On a campaign stop in Trois-Rivieres during the elections, Mr. Harper told Le Nouvelliste that the grant money had already been allocated and that he “was looking forward to working with a Conservative MP.”

Mr. Durand had also promised to get the $2-million subsidy if elected.

Oh, that vile and evil Stephen Harper, plotting and scheming again to keep Canadians from their well-deserved subsidies. Never mind the fact we elected a separatist representative in the Canadian Parliament, because if we don’t get our $2 million blood money to put on celebrations that glorify our nation-province, we’ll stop paying taxes and declare independence tomorrow. We will also fart in your general direction, Canada.

Mr. Levesque added that the Minister of Canadian Heritage James Moore floated the possibility of a $200,000 subsidy.

“They told me: ‘If we give you $200,000, will you be happy, Mr. Mayor?’ So if I’m not happy, will I not get the $200,000?” he said.

This is kind of like a street person scoffing at the loonie you just handed him while he nevertheless slides it into his pocket and proceeds to call you an asshole.

Social Engineering In Ontario Liquor Laws

It would seem illogical, perhaps, to think that only a few days ago I advocated against selling alcoholic beverages in movie theatres.

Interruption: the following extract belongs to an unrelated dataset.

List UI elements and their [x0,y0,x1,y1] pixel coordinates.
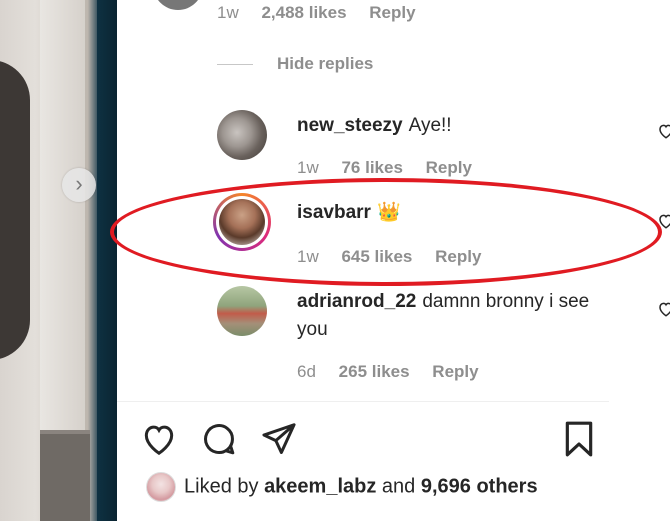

Wouldn’t that be inconsistent with my libertarian leanings and attempts to control the responsibility of the population? Well, yes and no. I also support liquor laws when they pertain to impaired driving, since it’s also my neck on the line out there when people can’t drink and decide not to take public transit home. Similarly with movie theatres, the enjoyment of everybody can be ruined by a single person who isn’t being “responsible”. But the odious price-fixing of Ontario’s beer laws being based on some kind of ridiculous social engineering formula to ensure we don’t assist alcoholism, is an insult:

The Ontario government last month quietly hiked the minimum price that can be charged for beer, to $25.60 from $24 for a case of 24 bottles.

That 6.7 per cent increase in the floor price of a case, bottle deposit excluded, has nothing to do with supply-and-demand, production costs, overhead or distribution expenses.

Instead, the Liquor Control Board of Ontario sets minimum prices as part of its “social responsibility” mandate established in 1993. Translation: If alcohol is too cheap, you may abuse it.

It isn’t just the idea that because we have a social responsibility to alcoholics, that we should all pay more to deter abuse, nor the clearly interrupted logic of that concept. Nor is it that I care whether people in Ontario have to pay a few cents more on the bottle for a 2-4, since I can recall on one hand how many times I’ve required that many bottles for consumption. But that the government has any hand in price regulation whatsoever is an absolute affront to the free market system, controlled “substance” or not. Worse yet, it appears that this wasn’t some ridiculous Provincial LCBO decision made by some back room lackey with too much time and not enough work on his hands. It would appear this choice morsel has come directly from the Ministry of Finance itself.

“The Ministry of Finance recommends an increase to the minimum retail price for beer effective November 24, 2008,” says a memo distributed to board members for their Oct. 15 meeting in Toronto.

Then these LCBO phonies attempt to pass it off as an inflationary adjustment, as though that makes more sense than the Ministry of Finance looking for pennies to increase revenue trickles. But if that’s what it is, come out and say it. Don’t pass it off as altruistic formulas for “responsibility” or stuff about inflationary adjustment after gasoline just tanked and transport costs have been more than halved.